Soms – of beter: vaak- lijken zaken die je leest of hoort, naadloos aan te sluiten bij wat op dat moment in je leven speelt. ‘Hoogbegaafden kunnen moeite hebben met kiezen, omdat ze in een situatie zo veel verschillende mogelijkheden tegelijk zien. En welke keuze is dan de beste?’, las ik onlangs ergens.

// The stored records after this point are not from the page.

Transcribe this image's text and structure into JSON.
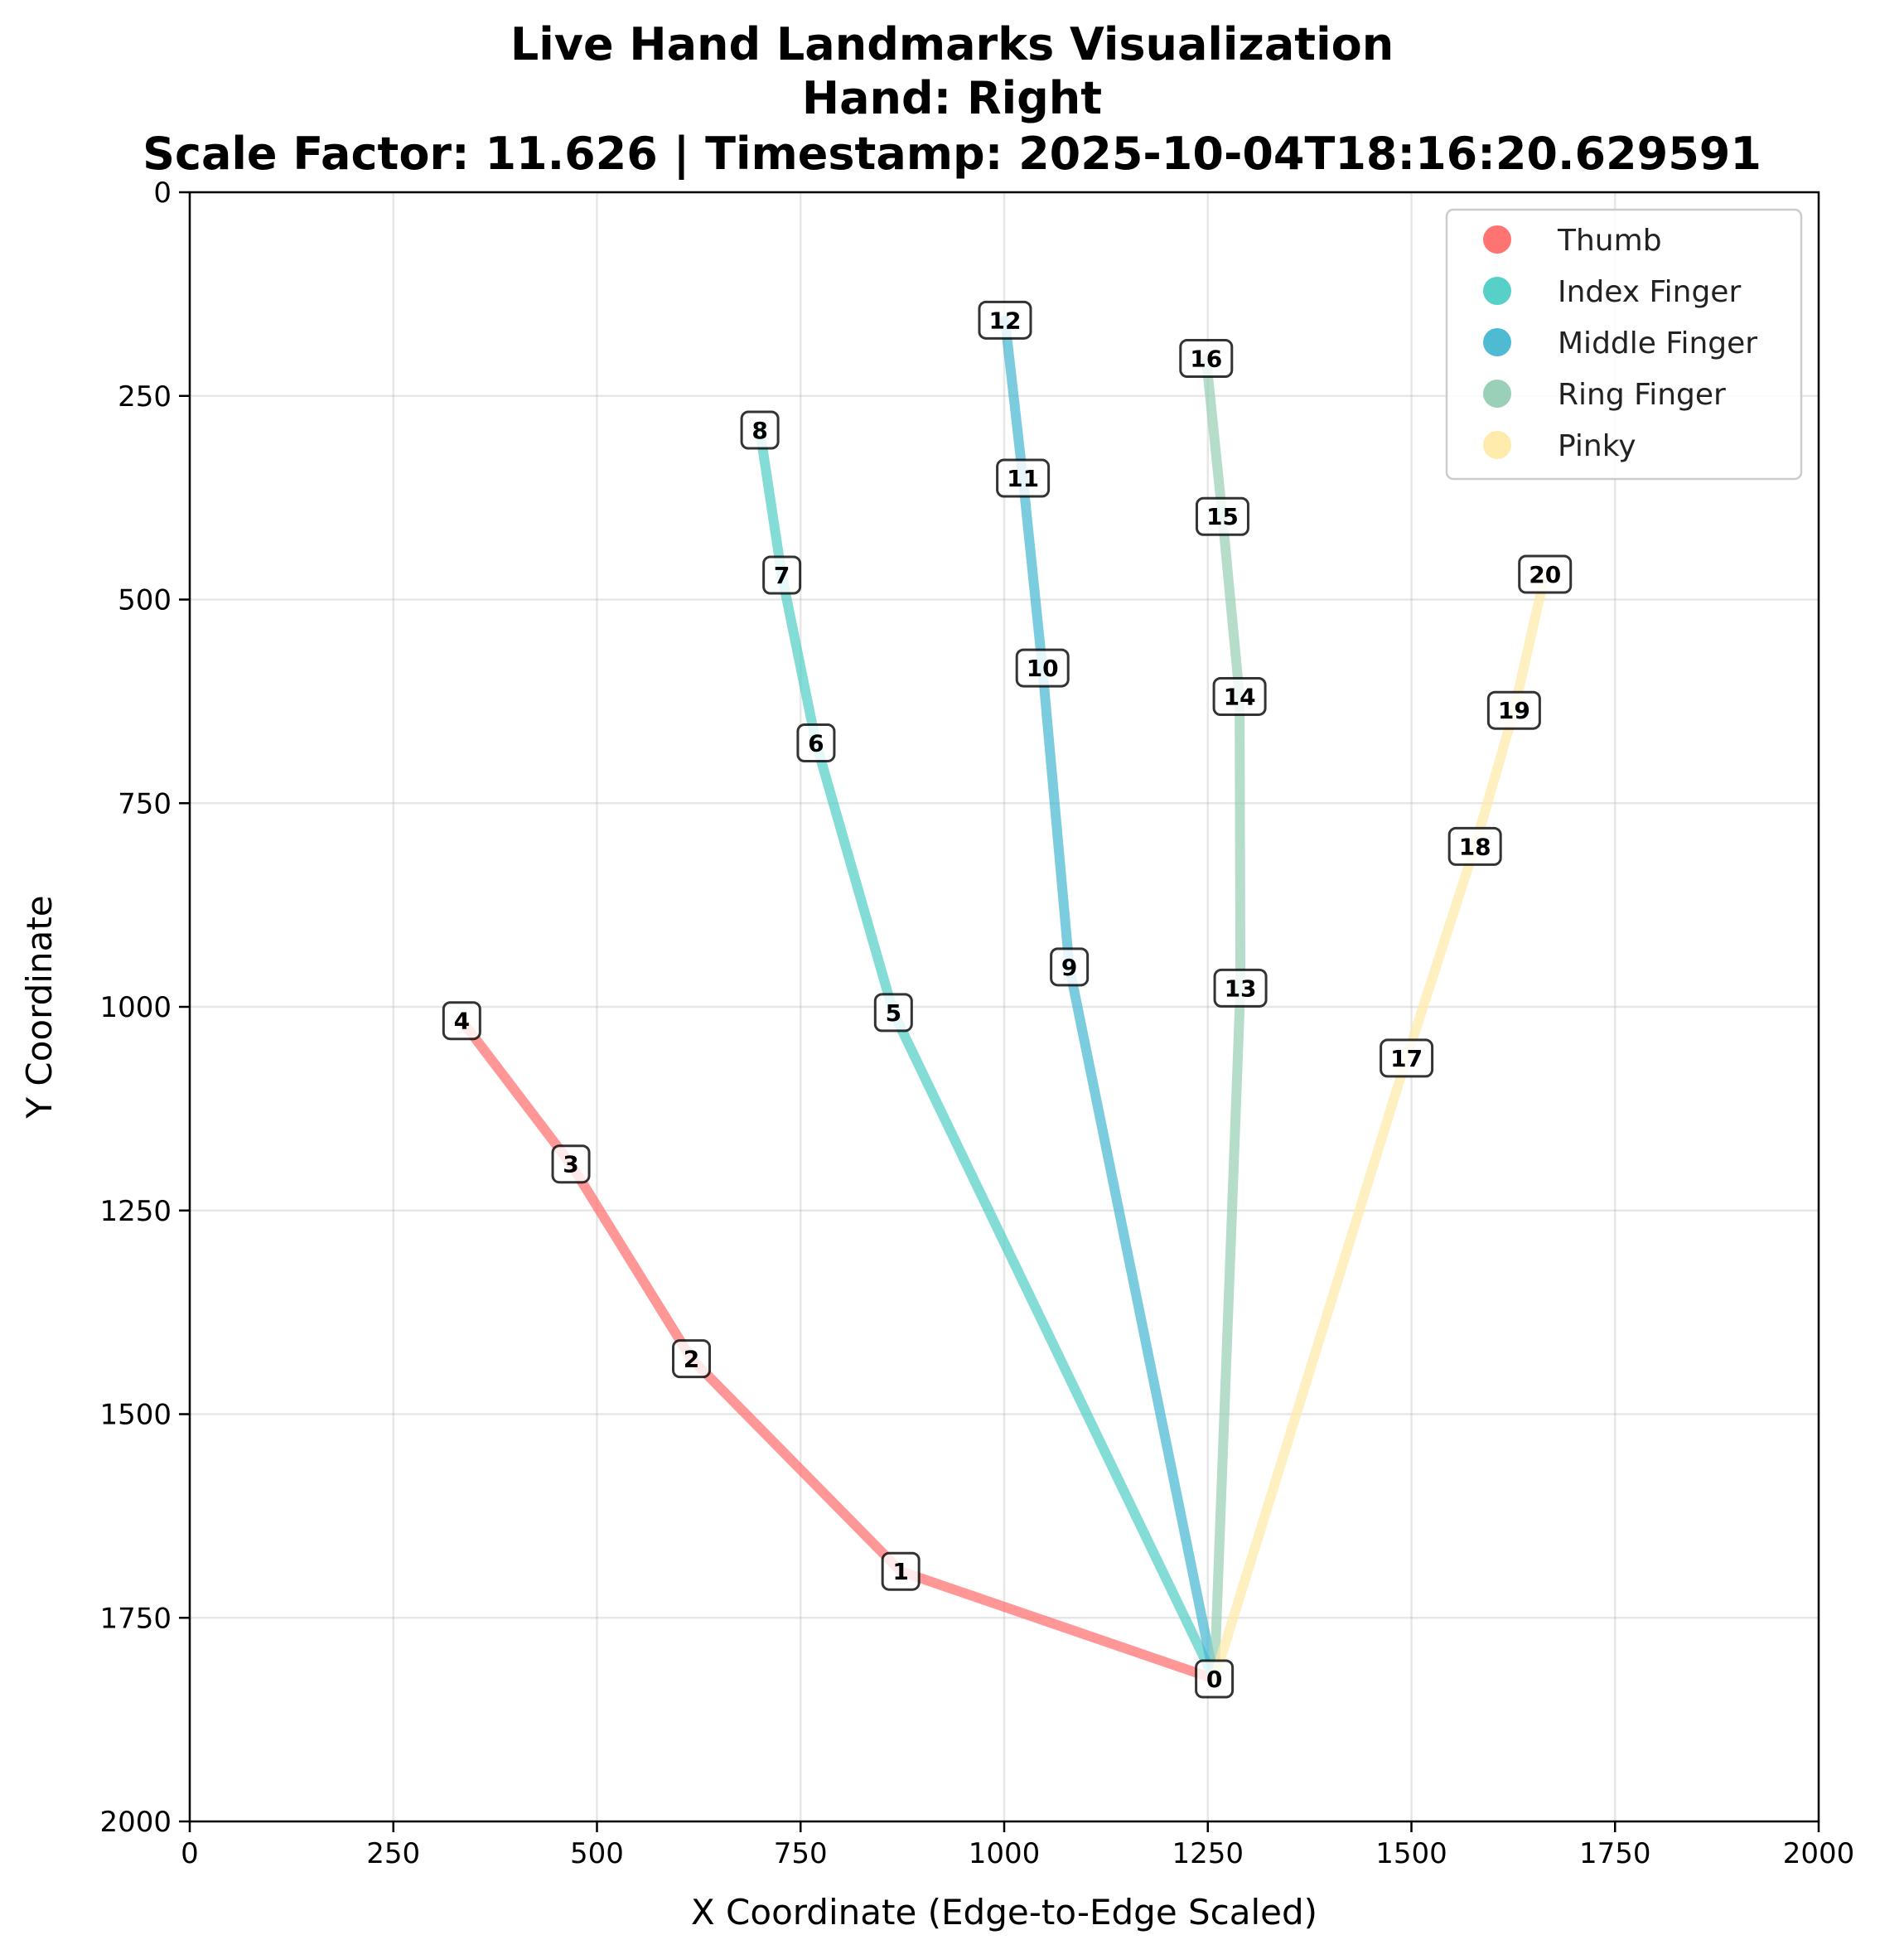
{
  "chart_data": {
    "type": "line",
    "title_lines": [
      "Live Hand Landmarks Visualization",
      "Hand: Right",
      "Scale Factor: 11.626 | Timestamp: 2025-10-04T18:16:20.629591"
    ],
    "xlabel": "X Coordinate (Edge-to-Edge Scaled)",
    "ylabel": "Y Coordinate",
    "xlim": [
      0,
      2000
    ],
    "ylim": [
      2000,
      0
    ],
    "y_inverted": true,
    "xticks": [
      "0",
      "250",
      "500",
      "750",
      "1000",
      "1250",
      "1500",
      "1750",
      "2000"
    ],
    "yticks": [
      "0",
      "250",
      "500",
      "750",
      "1000",
      "1250",
      "1500",
      "1750",
      "2000"
    ],
    "grid": true,
    "legend_position": "upper-right",
    "series": [
      {
        "name": "Thumb",
        "color": "#ff6b6b",
        "landmarks": [
          0,
          1,
          2,
          3,
          4
        ]
      },
      {
        "name": "Index Finger",
        "color": "#4ecdc4",
        "landmarks": [
          0,
          5,
          6,
          7,
          8
        ]
      },
      {
        "name": "Middle Finger",
        "color": "#45b7d1",
        "landmarks": [
          0,
          9,
          10,
          11,
          12
        ]
      },
      {
        "name": "Ring Finger",
        "color": "#96ceb4",
        "landmarks": [
          0,
          13,
          14,
          15,
          16
        ]
      },
      {
        "name": "Pinky",
        "color": "#ffeaa7",
        "landmarks": [
          0,
          17,
          18,
          19,
          20
        ]
      }
    ],
    "points": [
      {
        "label": "0",
        "x": 1258,
        "y": 1825
      },
      {
        "label": "1",
        "x": 873,
        "y": 1693
      },
      {
        "label": "2",
        "x": 616,
        "y": 1432
      },
      {
        "label": "3",
        "x": 468,
        "y": 1193
      },
      {
        "label": "4",
        "x": 334,
        "y": 1017
      },
      {
        "label": "5",
        "x": 864,
        "y": 1007
      },
      {
        "label": "6",
        "x": 769,
        "y": 676
      },
      {
        "label": "7",
        "x": 727,
        "y": 470
      },
      {
        "label": "8",
        "x": 700,
        "y": 292
      },
      {
        "label": "9",
        "x": 1080,
        "y": 951
      },
      {
        "label": "10",
        "x": 1047,
        "y": 584
      },
      {
        "label": "11",
        "x": 1023,
        "y": 351
      },
      {
        "label": "12",
        "x": 1001,
        "y": 157
      },
      {
        "label": "13",
        "x": 1290,
        "y": 977
      },
      {
        "label": "14",
        "x": 1289,
        "y": 619
      },
      {
        "label": "15",
        "x": 1268,
        "y": 398
      },
      {
        "label": "16",
        "x": 1248,
        "y": 204
      },
      {
        "label": "17",
        "x": 1494,
        "y": 1063
      },
      {
        "label": "18",
        "x": 1578,
        "y": 803
      },
      {
        "label": "19",
        "x": 1626,
        "y": 636
      },
      {
        "label": "20",
        "x": 1664,
        "y": 469
      }
    ]
  }
}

Kiezen komt in elk beroep voor. Als ‘manager’ word ik geacht snel te kunnen beslissen. Dat hoort bij de standaard functie-omschrijving van een leidinggevende: ‘snelle beslisser.’ Twijfelen wordt gezien als teken van zwakte. In de praktijk valt dat als schooldirecteur wel mee: er zijn maar weinig momenten dat ik echt in een split second hoef te beslissen. Ik durf dan ook wel te zeggen: ‘Daar moet ik even over nadenken.’ Dat wil ik nu eenmaal graag.

Maar als het echt snel moet, dan lukt dat ook wel hoor.
In mijn werk dan.
Mijn planken…da’s een ander verhaal.

Het moeilijke met kiezen is natuurlijk niet dat wat je kiest, maar dat wat je niet kiest. Het verdriet over alles wat je niet kunt kiezen is nu eenmaal groter dan de vreugde over wat je wel gekozen hebt. Dat blijkt uit allerlei onderzoeken.
Dus als ik 30 boeken op mijn plank zet, dan ben ik treurig over 300 boeken die er niet op komen.
Als ik mijn planken vul met 50 CD’s, dan rouw ik over 500 CD’s die ik niet kies.
Als ik mijn vrouw op de  plank zet, dan…
O nee, dat zouden we niet doen.

Voordat je gekozen hebt, ligt de hele wereld nog open. Elk denkbaar alternatief kan dan nog waarheid worden, elke fantasie kan nog uitkomen. Dat denk ik soms over mijn werk ook: ‘Ik heb nog niet echt gekozen, hoor, dit doe ik maar tijdelijk. Ik kan nog alle kanten op.’ Het ‘later als ik groot ben’-gevoel, zeg maar.
Ja ja.
Je bent wel vijftig hoor John, hoe lang blijf je jezelf nog voor de gek houden? Een carrière als popartiest of voetballer zit er echt niet meer in.
Maar adviseur? Interim-directeur? Filosoof? Schrijver?
Het is natuurlijk gemakkelijker, comfortabeler om niet te kiezen, maar te dromen. Dromen van wat ik allemaal zou kunnen doen. Op die manier houd ik alle opties open en hoef ik niet te treuren over wat ik niet kies.
Is dromer een beroep?
Ik geloof het niet, maar het is wel een prettige manier om de tijd door te komen. In mijn hoofd leven. Dat zullen velen van mijn lezers wel herkennen. En voor dromen is ruimte nodig, ruimte in mijn hoofd.
Ruimte op mijn planken.
Ik merk wel dat mijn lege planken me al ruimte opleveren: ruimte om toch weer eens over een cabaretprogramma na te denken, ruimte om over de inhoud van mijn werk te mijmeren, ruimte om een boek, waar ik al lang aan schrijf, toch maar eens af te maken. Misschien zijn al die dingen wel de dingen die op mijn planken thuishoren, maar op het moment dat ik ze erop zet, ben ik bang dat ik de lege ruimte zal missen.

Ik vul mijn tijd dus, maar laat mijn planken nog maar even leeg.